Our approach also only looks at good trace elements. That is the knowledge base contains transformation traces that are deemed to have been successful in deployment. It does not include times where they did not work. An extension of our framework could include the ability to use anti-trace patterns. A way of negating the cumulative effect of the transformation trace. This consequence would occur when a trace has not completed its task correctly. However, for this to work rules would have to be versioned as it would be unrealistic to expect brand new transformation rules for every bug discovered. An inclusion of a version number

in the graph labelling would enable the engine to distinguish the variety of rules.

An argument against this is the increase in graphs within the knowledge base, increasing the number of candidate graphs to analyse.
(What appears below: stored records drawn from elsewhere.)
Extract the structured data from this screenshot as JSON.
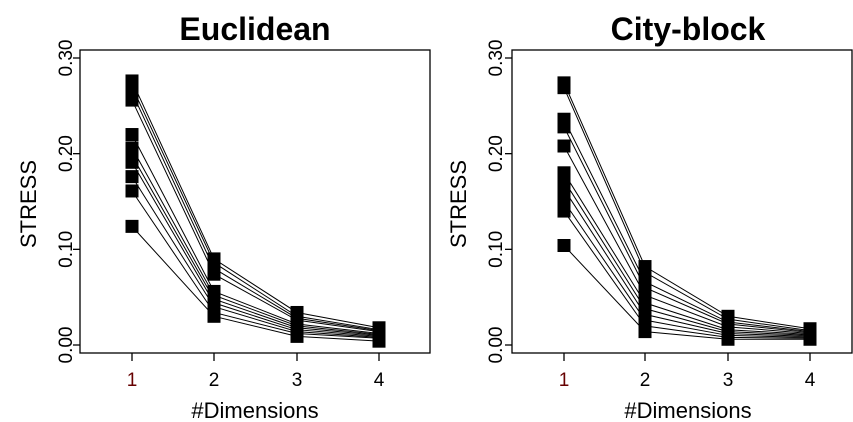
{
  "chart_data": [
    {
      "type": "line",
      "title": "Euclidean",
      "xlabel": "#Dimensions",
      "ylabel": "STRESS",
      "categories": [
        "1",
        "2",
        "3",
        "4"
      ],
      "x_tick_colors": [
        "#660000",
        "#000000",
        "#000000",
        "#000000"
      ],
      "y_ticks": [
        "0.00",
        "0.10",
        "0.20",
        "0.30"
      ],
      "ylim": [
        0,
        0.3
      ],
      "grid": false,
      "marker": "filled-square",
      "color": "#000000",
      "series": [
        {
          "values": [
            0.276,
            0.09,
            0.034,
            0.018
          ]
        },
        {
          "values": [
            0.27,
            0.086,
            0.03,
            0.016
          ]
        },
        {
          "values": [
            0.264,
            0.08,
            0.028,
            0.015
          ]
        },
        {
          "values": [
            0.256,
            0.074,
            0.026,
            0.014
          ]
        },
        {
          "values": [
            0.22,
            0.056,
            0.022,
            0.012
          ]
        },
        {
          "values": [
            0.206,
            0.052,
            0.02,
            0.011
          ]
        },
        {
          "values": [
            0.198,
            0.048,
            0.018,
            0.01
          ]
        },
        {
          "values": [
            0.191,
            0.044,
            0.016,
            0.009
          ]
        },
        {
          "values": [
            0.176,
            0.04,
            0.014,
            0.008
          ]
        },
        {
          "values": [
            0.161,
            0.034,
            0.012,
            0.007
          ]
        },
        {
          "values": [
            0.124,
            0.03,
            0.009,
            0.004
          ]
        }
      ]
    },
    {
      "type": "line",
      "title": "City-block",
      "xlabel": "#Dimensions",
      "ylabel": "STRESS",
      "categories": [
        "1",
        "2",
        "3",
        "4"
      ],
      "x_tick_colors": [
        "#660000",
        "#000000",
        "#000000",
        "#000000"
      ],
      "y_ticks": [
        "0.00",
        "0.10",
        "0.20",
        "0.30"
      ],
      "ylim": [
        0,
        0.3
      ],
      "grid": false,
      "marker": "filled-square",
      "color": "#000000",
      "series": [
        {
          "values": [
            0.274,
            0.082,
            0.03,
            0.017
          ]
        },
        {
          "values": [
            0.269,
            0.076,
            0.027,
            0.015
          ]
        },
        {
          "values": [
            0.236,
            0.066,
            0.024,
            0.014
          ]
        },
        {
          "values": [
            0.228,
            0.06,
            0.022,
            0.013
          ]
        },
        {
          "values": [
            0.208,
            0.052,
            0.019,
            0.012
          ]
        },
        {
          "values": [
            0.18,
            0.044,
            0.016,
            0.011
          ]
        },
        {
          "values": [
            0.172,
            0.038,
            0.014,
            0.01
          ]
        },
        {
          "values": [
            0.163,
            0.032,
            0.012,
            0.009
          ]
        },
        {
          "values": [
            0.15,
            0.026,
            0.01,
            0.008
          ]
        },
        {
          "values": [
            0.14,
            0.02,
            0.008,
            0.007
          ]
        },
        {
          "values": [
            0.104,
            0.014,
            0.006,
            0.006
          ]
        }
      ]
    }
  ]
}
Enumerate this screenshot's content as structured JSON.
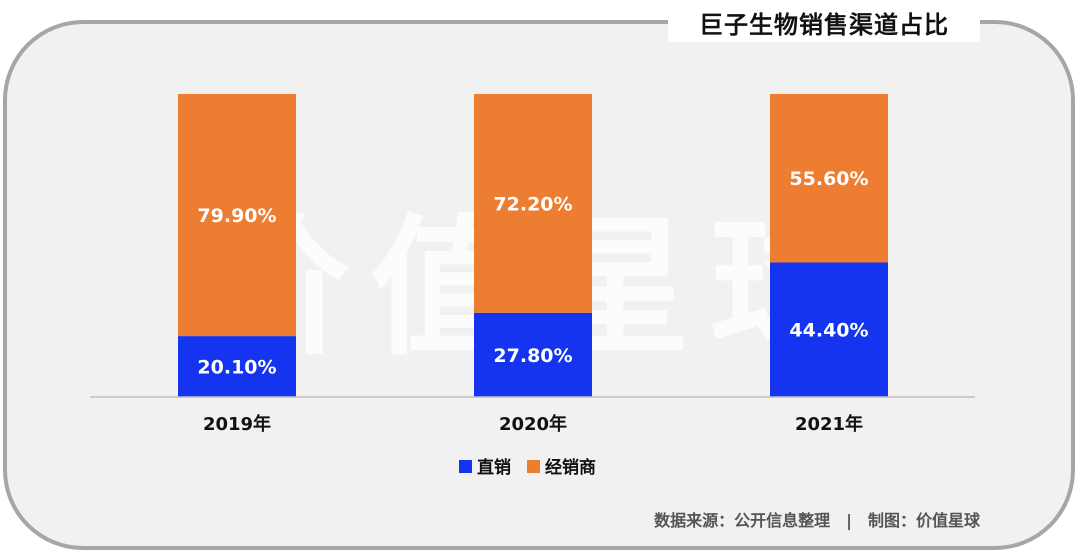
{
  "header": {
    "title": "巨子生物销售渠道占比"
  },
  "watermark": {
    "text": "价值星球"
  },
  "footer": {
    "source": "数据来源：公开信息整理",
    "separator": "|",
    "producer": "制图：价值星球"
  },
  "colors": {
    "direct": "#1434f0",
    "distributor": "#ed7d31",
    "axis": "#bfbfbf"
  },
  "chart_data": {
    "type": "bar",
    "stacked": true,
    "categories": [
      "2019年",
      "2020年",
      "2021年"
    ],
    "series": [
      {
        "name": "直销",
        "values": [
          20.1,
          27.8,
          44.4
        ],
        "labels": [
          "20.10%",
          "27.80%",
          "44.40%"
        ]
      },
      {
        "name": "经销商",
        "values": [
          79.9,
          72.2,
          55.6
        ],
        "labels": [
          "79.90%",
          "72.20%",
          "55.60%"
        ]
      }
    ],
    "ylim": [
      0,
      100
    ],
    "title": "巨子生物销售渠道占比",
    "legend_position": "bottom",
    "grid": false
  }
}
Another drawback is that it does not take into account rule maintenance or the fact that software progresses. The way we label our rules is using its name, it would be more prudent to add a version string to it. This addition would automatically ignore all previous traces that include older versions for comparison as the label would differ. Therefore pruning the potential list of traces that apply to the new transformation. A further idea may include the ability to specify a range of possible versions for comparison. However, the matching technique would become more complicated due to the additional pruning code required. Additionally, as software progresses rapidly, traces may become irrelevant and numerous quite quickly. A consideration to evade this would be to have a sliding window of traces that makes traces obsolete after a period. How much time may depend on the frequency of transformations and the development of the rules required and thus would be dependent upon the domain in question.

Our work was only evaluated using one simulated domain, the transformation of a relational database into a non-relational database, specifically Apache HBase.

However, this transformation had all of the hallmarks that we have defined in Section 3.1 and since the move to big data is becoming prominent, we felt that this was a good demonstration of both capturing trace data and making sure that the data is in good shape afterwards. A continuation of this work should revisit our assumptions about transforming relationships and possibly create a library to enable others to migrate their data to test our framework in a real setting.

Additionally, other domains should be investigated. In our view the future of our

work could be extended in a few ways:

• Investigation of new matching techniques — this may include new heuristics to reduce the number of graphs to check or other ways to compare the graphs.

• The use within other domains — initial efforts were on transforming a DSL to describe the symptomatic behaviour of malware into C code to find them;

however, the transformation albeit not simple in regards to the binding phase, it was regarding the invocation of the transformation. It was also very orphan intensive, which started our research into that area.

• Investigate anti-trace patterns — currently we know what worked well, but if something ceased to work: what should we do next?

• How to interact with this information — currently we have a bubble graph to show the values about the rules in question. Depending on the size of the transformation, a navigable graph might be better placed to allow us to see exactly where the cold spots are.

• Parsing and code generation — we have the information for many levels of M2M transformations, however in the event of text-to-model, we have no knowledge of what part of the AST caused the source to exist. Likewise, with model-to-text, what source becomes part of the final AST?

• Handle evolving transformation rules and software systems — our process currently uses all historic traces and does not take into account rule versioning.

Naturally as software progresses legacy traces should be pruned, and as rules are modified previous versions should be deprecated.